John Posner wrote:
Matthew Woodcraft said:
I doubt it's because anyone particularly wanted this
behaviour; it just
falls out of the way '+=' is defined.
At the point where 'inst.x += 1' is compiled,
Python doesn't know
whether 'inst.x' is going to turn out to be a class
attribute or an
instance attribute or a property. So really the only thing
it can do is
generate code to read inst.x in the usual way and then
assign to inst.x
in the usual way (where 'the usual way' for CPython
is LOAD_ATTR and
STORE_ATTR).
That sounds reasonable to me.
Matthew Woodcraft also said:
Is there any actual advantage to self.attribute picking up
Class.attribute instead of raising a NameError?
You use that any time you call an ordinary method using syntax like
'self.foo()'.
Yes, but that's performing a read (and call) operation on an attribute. My
question concerned itself with potential confusion when you perform a write
operation on an attribute.
Bruno Desthuilliers said:
My question is ... WHY does the interpreter silently create the
instance attribute at this point,
Becaause that's how you create instance attributes in Python. Why do you
think 'self' - that is, a reference to some object - is mandatory in
"methods" (really, functions) arguments list ?
Or do you mean that the existence of a synonym class attribute should be
checked on each instance variable assignement ? This would probably be a
big performance hit, ...
Yes, Bruno, I'm persuaded by this argument. Ideally, I'd like the interpreter
to prevent the programmer from shooting him/herself in the foot, but it's not
worth the performance hit.
and it would make per-instance method overloading
impossible (remember that OOP is about objects, not classes).
Yes again.
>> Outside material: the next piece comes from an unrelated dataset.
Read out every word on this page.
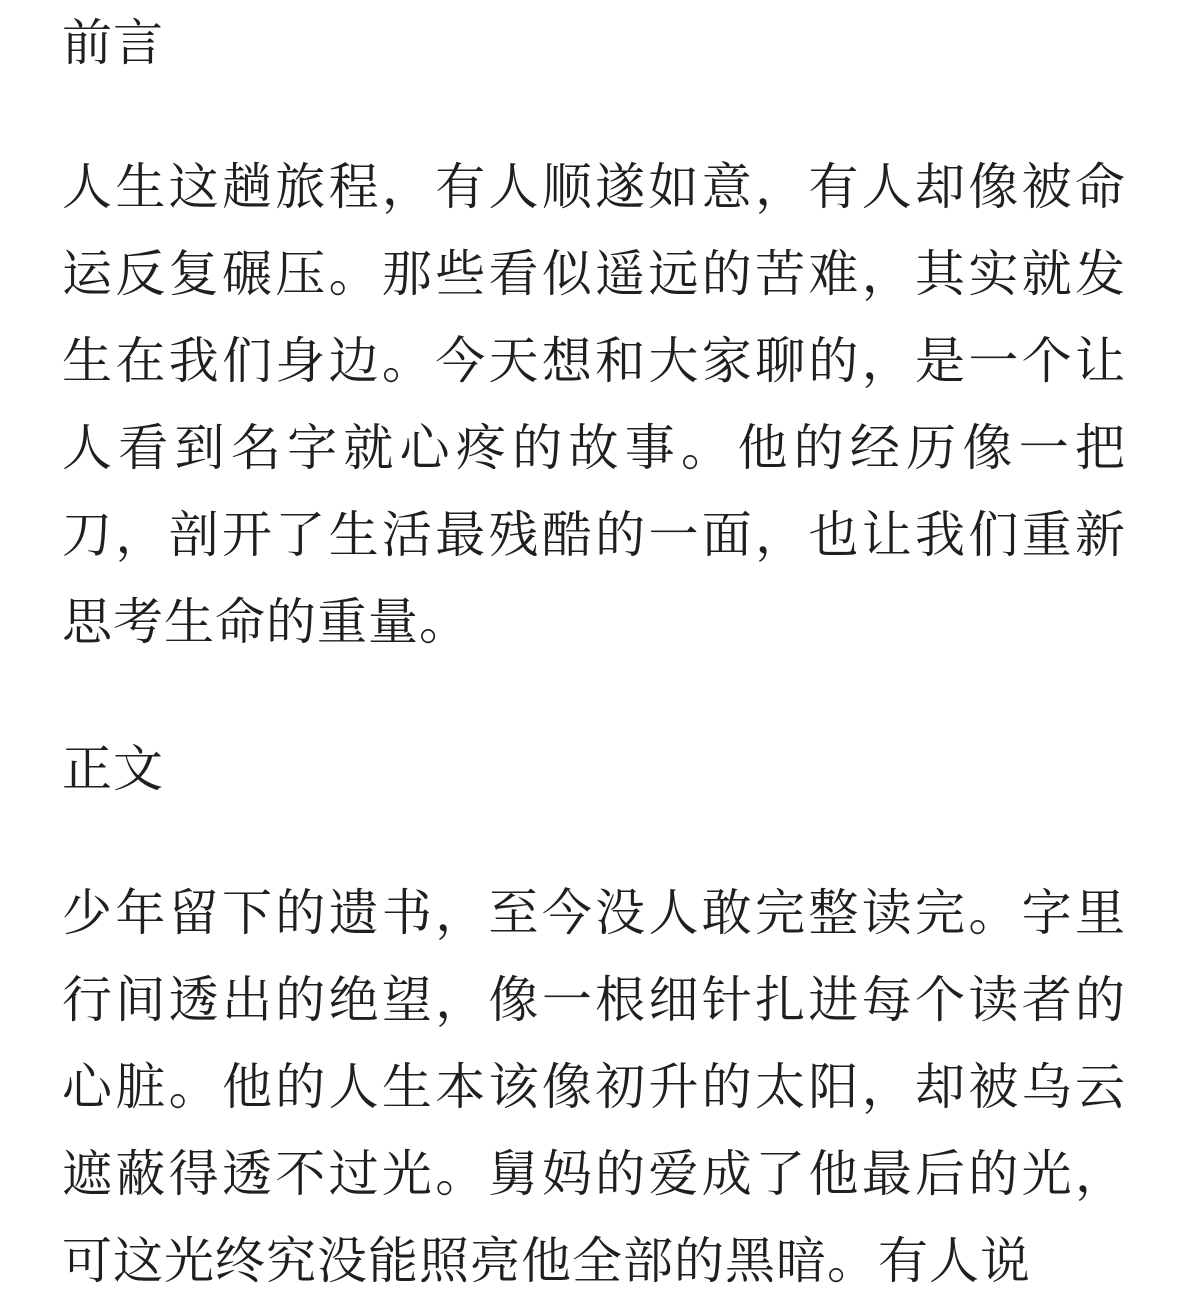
前言

人生这趟旅程，有人顺遂如意，有人却像被命运反复碾压。那些看似遥远的苦难，其实就发生在我们身边。今天想和大家聊的，是一个让人看到名字就心疼的故事。他的经历像一把刀，剖开了生活最残酷的一面，也让我们重新思考生命的重量。

正文

少年留下的遗书，至今没人敢完整读完。字里行间透出的绝望，像一根细针扎进每个读者的心脏。他的人生本该像初升的太阳，却被乌云遮蔽得透不过光。舅妈的爱成了他最后的光，可这光终究没能照亮他全部的黑暗。有人说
While I was writing the above comment ("write operation on an
attribute"), it *did* cross my mind that you might want to write self.attribute,
even if it names a method, not a data-item.
Summary: I no longer suspect that "Python is broken". I *do* think that there's
a situation that is potentially quite confusing:
* In the statement "self.x = self.x + 1", the two "self.x" names can sometimes
refer to different objects.
* Even worse, in the equivalent statement "self.x += 1", the single name
"self.x" can sometimes refer to two different objects!
I think this situation should be handled in documentation. (I'm a tech writer
in my day job ... oh wait, I forgot ... I got laid off from my day job in
December.) I'll look into what the standard Python doc set says on this matter.
What's broken here is trying to have a class variable and an instance
variable of the same name and expecting Python to get it right.
Both of these problems become non-issues if you follow the "best
practice" for defining instance variables:
That is, set instance variables to their initial value in the __init__
method. And if you need a class default value, name it differently:
For example:
class C:
default_x = 123
def __init__(self):
self.x = self.default_x
def inc(self):
self.x += 1 // behaves as expected
Then self.x or inst=C() and inst.x will always refer to a instance
variable, the code is clear, and no confusion ensues.